Competing-risks regression is an alternative to CPH regression. It can be useful if the outcome of interest may not be able to occur simply because something else (like death) has happened first. For instance, in our example it is obviously not possible for a patient to die from melanoma if they have died from another disease first. By simply looking at cause-specific mortality (deaths from melanoma) and considering other deaths as censored, bias may result in estimates of the influence of predictors.
The approach by Fine and Gray is one option for dealing with this. It
is implemented in the package cmprsk
. The
crr()
syntax differs from survival::coxph()
but finalfit
brings these together.
It uses the finalfit::ff_merge()
function, which can
join any number of models together.
explanatory = c("age", "sex", "thickness", "ulcer")
dependent_dss = "Surv(time, status_dss)"
dependent_crr = "Surv(time, status_crr)"
melanoma %>%
# Summary table
summary_factorlist(dependent_dss, explanatory, column = TRUE, fit_id = TRUE) %>%
# CPH univariable
ff_merge(
melanoma %>%
coxphmulti(dependent_dss, explanatory) %>%
fit2df(estimate_suffix = " (DSS CPH univariable)")
) %>%
# CPH multivariable
ff_merge(
melanoma %>%
coxphmulti(dependent_dss, explanatory) %>%
fit2df(estimate_suffix = " (DSS CPH multivariable)")
) %>%
# Fine and Gray competing risks regression
ff_merge(
melanoma %>%
crrmulti(dependent_crr, explanatory) %>%
fit2df(estimate_suffix = " (competing risks multivariable)")
) %>%
select(-fit_id, -index) %>%
dependent_label(melanoma, "Survival") %>%
mykable()
#> Dependent variable is a survival object
Dependent: Survival | all | HR (DSS CPH univariable) | HR (DSS CPH multivariable) | HR (competing risks multivariable) | |
---|---|---|---|---|---|
Age (years) | Mean (SD) | 52.5 (16.7) | 1.01 (1.00-1.03, p=0.141) | 1.01 (1.00-1.03, p=0.141) | 1.01 (0.99-1.02, p=0.520) |
Sex | Female | 126 (61.5) | - | - | - |
Male | 79 (38.5) | 1.54 (0.91-2.60, p=0.106) | 1.54 (0.91-2.60, p=0.106) | 1.50 (0.87-2.57, p=0.140) | |
Tumour thickness (mm) | Mean (SD) | 2.9 (3.0) | 1.12 (1.04-1.20, p=0.004) | 1.12 (1.04-1.20, p=0.004) | 1.09 (1.01-1.18, p=0.019) |
Ulcerated tumour | No | 115 (56.1) | - | - | - |
Yes | 90 (43.9) | 3.20 (1.75-5.88, p<0.001) | 3.20 (1.75-5.88, p<0.001) | 3.09 (1.71-5.60, p<0.001) |
So here we have various aspects of time-to-event analysis which is commonly used when looking at survival. There are many other applications, some which may not be obvious: for instance we use CPH for modelling length of stay in in hospital.
Stratification can be used to deal with non-proportional hazards in a particular variable.

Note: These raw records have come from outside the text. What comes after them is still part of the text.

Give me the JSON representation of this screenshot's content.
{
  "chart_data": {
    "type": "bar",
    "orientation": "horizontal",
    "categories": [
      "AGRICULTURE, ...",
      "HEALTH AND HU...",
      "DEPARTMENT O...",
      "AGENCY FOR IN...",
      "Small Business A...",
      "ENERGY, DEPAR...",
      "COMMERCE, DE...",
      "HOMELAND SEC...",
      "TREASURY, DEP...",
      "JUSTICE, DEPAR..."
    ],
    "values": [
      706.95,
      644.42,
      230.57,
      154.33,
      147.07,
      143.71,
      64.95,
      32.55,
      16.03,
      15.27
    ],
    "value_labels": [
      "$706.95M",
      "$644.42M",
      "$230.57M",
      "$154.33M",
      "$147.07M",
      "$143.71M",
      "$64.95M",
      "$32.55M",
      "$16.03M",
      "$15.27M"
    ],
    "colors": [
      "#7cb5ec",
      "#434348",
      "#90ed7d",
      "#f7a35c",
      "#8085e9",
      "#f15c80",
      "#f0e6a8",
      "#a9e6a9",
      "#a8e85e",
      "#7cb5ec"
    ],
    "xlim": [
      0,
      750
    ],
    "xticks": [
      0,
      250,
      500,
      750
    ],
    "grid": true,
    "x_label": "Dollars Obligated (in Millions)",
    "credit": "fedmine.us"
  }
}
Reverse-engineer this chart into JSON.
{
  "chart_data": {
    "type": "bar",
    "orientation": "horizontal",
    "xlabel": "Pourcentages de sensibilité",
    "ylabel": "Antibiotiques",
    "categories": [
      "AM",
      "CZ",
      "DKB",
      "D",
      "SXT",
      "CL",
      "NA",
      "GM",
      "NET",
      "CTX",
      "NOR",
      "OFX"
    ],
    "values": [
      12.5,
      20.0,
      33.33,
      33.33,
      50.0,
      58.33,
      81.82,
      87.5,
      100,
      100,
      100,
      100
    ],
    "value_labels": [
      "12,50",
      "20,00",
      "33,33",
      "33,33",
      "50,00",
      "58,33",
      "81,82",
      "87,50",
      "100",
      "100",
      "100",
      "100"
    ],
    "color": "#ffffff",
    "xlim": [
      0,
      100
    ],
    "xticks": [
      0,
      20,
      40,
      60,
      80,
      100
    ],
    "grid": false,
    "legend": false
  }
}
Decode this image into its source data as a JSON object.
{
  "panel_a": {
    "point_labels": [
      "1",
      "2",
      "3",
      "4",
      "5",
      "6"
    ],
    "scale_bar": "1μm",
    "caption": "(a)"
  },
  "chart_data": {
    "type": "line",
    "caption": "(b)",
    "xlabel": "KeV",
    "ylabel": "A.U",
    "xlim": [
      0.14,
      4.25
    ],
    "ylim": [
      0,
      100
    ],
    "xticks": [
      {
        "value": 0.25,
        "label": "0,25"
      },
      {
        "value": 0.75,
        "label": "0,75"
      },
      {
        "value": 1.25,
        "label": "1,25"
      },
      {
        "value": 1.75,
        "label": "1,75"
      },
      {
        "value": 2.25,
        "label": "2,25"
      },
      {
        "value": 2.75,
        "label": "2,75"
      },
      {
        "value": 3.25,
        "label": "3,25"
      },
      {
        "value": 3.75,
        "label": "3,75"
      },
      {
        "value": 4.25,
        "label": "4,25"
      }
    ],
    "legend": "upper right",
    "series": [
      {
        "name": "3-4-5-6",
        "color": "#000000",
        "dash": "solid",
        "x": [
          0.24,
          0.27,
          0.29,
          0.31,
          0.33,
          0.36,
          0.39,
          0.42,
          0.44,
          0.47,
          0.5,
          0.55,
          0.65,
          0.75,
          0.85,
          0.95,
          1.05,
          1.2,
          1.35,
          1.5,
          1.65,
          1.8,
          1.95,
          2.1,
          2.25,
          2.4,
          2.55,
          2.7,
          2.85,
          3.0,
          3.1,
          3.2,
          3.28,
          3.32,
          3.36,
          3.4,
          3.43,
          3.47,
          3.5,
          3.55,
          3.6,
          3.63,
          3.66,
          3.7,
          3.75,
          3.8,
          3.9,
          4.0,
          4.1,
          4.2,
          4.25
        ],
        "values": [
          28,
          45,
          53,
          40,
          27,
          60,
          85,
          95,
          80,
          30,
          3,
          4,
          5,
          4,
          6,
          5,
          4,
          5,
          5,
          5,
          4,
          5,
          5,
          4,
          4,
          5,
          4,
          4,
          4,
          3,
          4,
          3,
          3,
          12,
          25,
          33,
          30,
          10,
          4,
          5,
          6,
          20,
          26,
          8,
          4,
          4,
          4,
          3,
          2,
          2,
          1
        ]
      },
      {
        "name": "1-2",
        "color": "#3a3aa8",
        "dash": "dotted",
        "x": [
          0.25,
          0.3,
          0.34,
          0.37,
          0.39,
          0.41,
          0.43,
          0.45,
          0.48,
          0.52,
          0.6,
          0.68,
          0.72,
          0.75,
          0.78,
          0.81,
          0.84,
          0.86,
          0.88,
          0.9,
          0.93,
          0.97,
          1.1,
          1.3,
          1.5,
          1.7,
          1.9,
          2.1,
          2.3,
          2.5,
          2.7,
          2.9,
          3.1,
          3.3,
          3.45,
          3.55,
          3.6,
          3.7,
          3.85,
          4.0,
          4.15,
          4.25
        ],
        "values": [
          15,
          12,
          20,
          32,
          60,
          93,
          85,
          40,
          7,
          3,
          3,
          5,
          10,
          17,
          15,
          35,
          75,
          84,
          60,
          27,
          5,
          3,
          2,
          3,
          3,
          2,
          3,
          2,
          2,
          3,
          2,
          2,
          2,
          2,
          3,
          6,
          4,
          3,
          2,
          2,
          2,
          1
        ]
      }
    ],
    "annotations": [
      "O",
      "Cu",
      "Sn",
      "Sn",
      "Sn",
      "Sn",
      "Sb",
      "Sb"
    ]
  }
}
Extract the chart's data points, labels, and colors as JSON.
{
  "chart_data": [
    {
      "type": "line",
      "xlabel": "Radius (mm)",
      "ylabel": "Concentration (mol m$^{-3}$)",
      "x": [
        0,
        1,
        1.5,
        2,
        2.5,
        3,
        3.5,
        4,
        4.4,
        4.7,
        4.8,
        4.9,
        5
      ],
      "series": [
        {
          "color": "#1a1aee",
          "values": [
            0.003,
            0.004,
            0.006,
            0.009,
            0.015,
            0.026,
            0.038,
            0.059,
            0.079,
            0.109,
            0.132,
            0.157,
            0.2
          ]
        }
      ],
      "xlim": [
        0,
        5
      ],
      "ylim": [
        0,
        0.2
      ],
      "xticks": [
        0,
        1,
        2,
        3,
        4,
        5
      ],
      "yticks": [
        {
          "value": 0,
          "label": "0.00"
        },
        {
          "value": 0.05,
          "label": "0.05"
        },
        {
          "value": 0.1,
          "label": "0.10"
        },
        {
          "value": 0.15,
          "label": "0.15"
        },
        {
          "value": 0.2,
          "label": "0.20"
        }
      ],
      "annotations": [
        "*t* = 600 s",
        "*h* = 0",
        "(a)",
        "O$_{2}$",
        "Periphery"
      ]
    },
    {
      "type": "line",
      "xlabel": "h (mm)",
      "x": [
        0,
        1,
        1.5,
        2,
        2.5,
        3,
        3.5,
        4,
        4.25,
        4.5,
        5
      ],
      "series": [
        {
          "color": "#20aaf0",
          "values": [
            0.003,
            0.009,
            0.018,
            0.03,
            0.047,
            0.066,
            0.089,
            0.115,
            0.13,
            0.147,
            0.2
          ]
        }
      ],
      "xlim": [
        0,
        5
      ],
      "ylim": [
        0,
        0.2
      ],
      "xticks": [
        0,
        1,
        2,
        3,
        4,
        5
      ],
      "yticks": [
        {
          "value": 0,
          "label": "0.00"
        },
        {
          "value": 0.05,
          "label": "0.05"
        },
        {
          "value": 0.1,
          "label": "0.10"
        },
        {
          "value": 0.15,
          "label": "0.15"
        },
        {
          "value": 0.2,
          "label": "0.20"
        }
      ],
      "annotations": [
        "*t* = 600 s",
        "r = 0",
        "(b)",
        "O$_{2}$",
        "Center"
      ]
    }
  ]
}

Hierarchical structure in your data can be accommodated with cluster or frailty (random effects) terms.
Competing risks regression may be useful if your outcome is in competition with another, such as all-cause death, but is currently limited in its ability to accommodate hierarchical structures.